I do agree that there is no reason to think some spike isn't making it out of our systems given what we know about it's expression and circulation basically everywhere. I'm much more worried by the relaxed nature of investigators who show little to no curiosity about urgent questions like the amount of spike being shed. The form in which it's shed, the route etc.
I was flabbergasted when the author of a recent paper on anti-spike antibodies found in saliva expressed "surprise" that they found Anti-S protein antibodies aplenty in the mouth. Why on earth would they assume that these antibodies would be restricted, unless they believe that SARS-COV-2 infection doesn't happen through the oral route or they believe that the spike protein couldn't possibly have travelled into someone's mouth or worse, actually been produced locally.
Wouldn't someone who is paid to learn about Immunology at least have some semblance of what we should be looking for and why it could be important? Instead of marveling at their surprise that anti spike antibodies were found in the saliva, shouldn't they have immediately tried to test different hypothesis for it's presence there? Is it gene expression, is it spike endogenous spike, is it spike being shed by someone else that the person might have made out with? Fecal oral route. Was it because the spike protein was able to thwart an infection of the virus that was floating around?
Absolutely zero curiosity about the mechanisms, so of course, we have no idea about the hazards either.
I'd add one possibility of benefit though. It's possible that if spike is being shed orally or nasally and that if it's in a large amount, the NK cells might not be able clear it and it might lead to some kind of adaptive immune response that is superior from a epidemiological standpoint of getting some kind of mucosal immunity in exactly the way the virus is likely to enter (ignoring OAS, ADE risks). Repeated exposures might train the upper respiratory tract over periods of months to spot and neutralize it within seconds.
This second hand exposure scenario is certainly dreamy and positive as it would stop the most important thing these vaccines are creating: onward transmission.
Systemic administration of vaccine means no mucosal immunity exists and the virus exploits this delay in antibodies arriving to find an unsuspecting unvaccinated host who now has only the innate immunity to fight off the viral load and no mucosal immunity or t-cell immunity. If infection happens, it's pretty bad unless the virus is slowed down. This is why I think doing this research might give us clues about what benefit or hazards might be floating around.
If what I am thinking can happen or is happening, then it will mean that rogue spike proteins being ejected into the environment might train the immune system of babies, spouses other vaccinated, just enough so that they can block infection through mucosal immunity. This is so important to stop the evolution of the virus as without onward transmission, it's last hope is trying some immune escape trick or ADE to trick the s-protein antibodies. it might actually have done that to achieve it's Delta form which is not just high transmissibility due to the excessive spike protein antibodies it has to deal with, but also immune escape to prevent detection.

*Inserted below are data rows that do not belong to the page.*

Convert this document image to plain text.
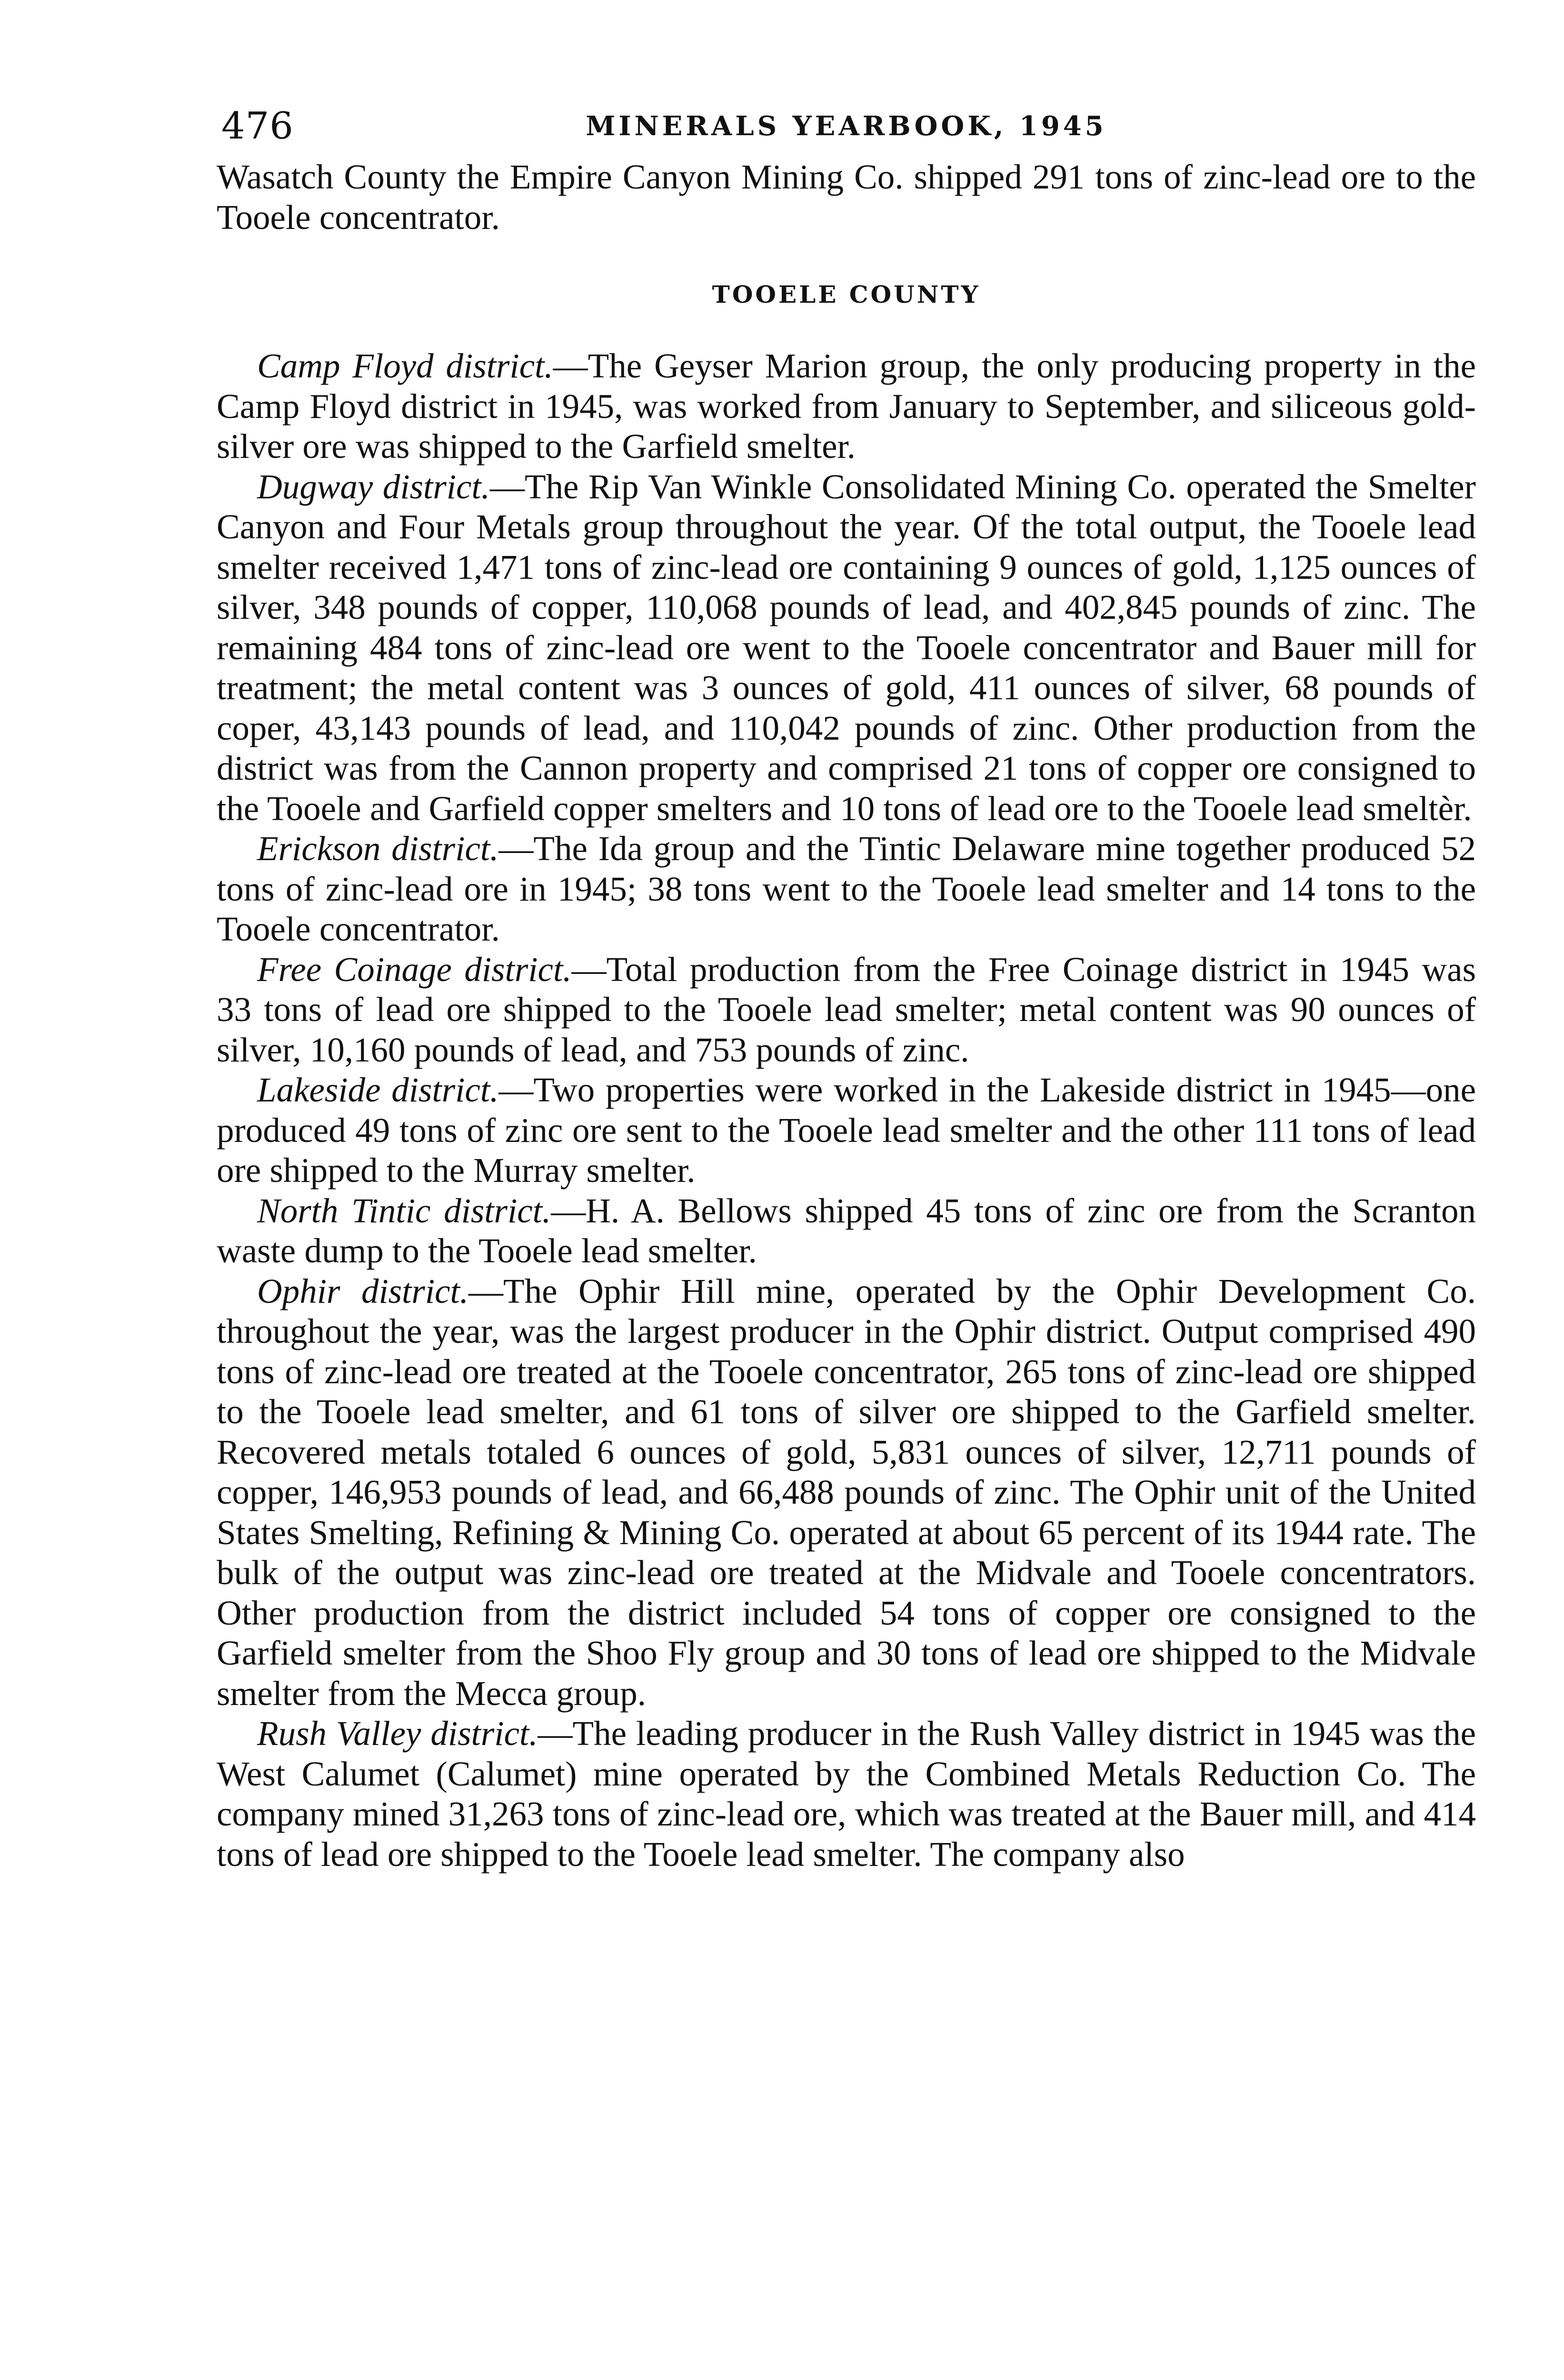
476	MINERALS YEARBOOK, 1945

Wasatch County the Empire Canyon Mining Co. shipped 291 tons of zinc-lead ore to the Tooele concentrator.

TOOELE COUNTY

Camp Floyd district.—The Geyser Marion group, the only producing property in the Camp Floyd district in 1945, was worked from January to September, and siliceous gold-silver ore was shipped to the Garfield smelter.

Dugway district.—The Rip Van Winkle Consolidated Mining Co. operated the Smelter Canyon and Four Metals group throughout the year. Of the total output, the Tooele lead smelter received 1,471 tons of zinc-lead ore containing 9 ounces of gold, 1,125 ounces of silver, 348 pounds of copper, 110,068 pounds of lead, and 402,845 pounds of zinc. The remaining 484 tons of zinc-lead ore went to the Tooele concentrator and Bauer mill for treatment; the metal content was 3 ounces of gold, 411 ounces of silver, 68 pounds of coper, 43,143 pounds of lead, and 110,042 pounds of zinc. Other production from the district was from the Cannon property and comprised 21 tons of copper ore consigned to the Tooele and Garfield copper smelters and 10 tons of lead ore to the Tooele lead smeltèr.

Erickson district.—The Ida group and the Tintic Delaware mine together produced 52 tons of zinc-lead ore in 1945; 38 tons went to the Tooele lead smelter and 14 tons to the Tooele concentrator.

Free Coinage district.—Total production from the Free Coinage district in 1945 was 33 tons of lead ore shipped to the Tooele lead smelter; metal content was 90 ounces of silver, 10,160 pounds of lead, and 753 pounds of zinc.

Lakeside district.—Two properties were worked in the Lakeside district in 1945—one produced 49 tons of zinc ore sent to the Tooele lead smelter and the other 111 tons of lead ore shipped to the Murray smelter.

North Tintic district.—H. A. Bellows shipped 45 tons of zinc ore from the Scranton waste dump to the Tooele lead smelter.

Ophir district.—The Ophir Hill mine, operated by the Ophir Development Co. throughout the year, was the largest producer in the Ophir district. Output comprised 490 tons of zinc-lead ore treated at the Tooele concentrator, 265 tons of zinc-lead ore shipped to the Tooele lead smelter, and 61 tons of silver ore shipped to the Garfield smelter. Recovered metals totaled 6 ounces of gold, 5,831 ounces of silver, 12,711 pounds of copper, 146,953 pounds of lead, and 66,488 pounds of zinc. The Ophir unit of the United States Smelting, Refining & Mining Co. operated at about 65 percent of its 1944 rate. The bulk of the output was zinc-lead ore treated at the Midvale and Tooele concentrators. Other production from the district included 54 tons of copper ore consigned to the Garfield smelter from the Shoo Fly group and 30 tons of lead ore shipped to the Midvale smelter from the Mecca group.

Rush Valley district.—The leading producer in the Rush Valley district in 1945 was the West Calumet (Calumet) mine operated by the Combined Metals Reduction Co. The company mined 31,263 tons of zinc-lead ore, which was treated at the Bauer mill, and 414 tons of lead ore shipped to the Tooele lead smelter. The company also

Sounds like Hopium. but why aren't people testing what's happening with spike shedding? What if it's a feature for the unvaccinated, you get your disease protection, I get sterilizing immunity protection. You pick up the spike toxicity tab, I pick up the Covid infection without t-cell immunity tab. All Even, until the vaccinees start boosting and create 100x viral load unvaccinated cannot possibly block with innate immunity or extinct wuhan spike trained mucosal immunity.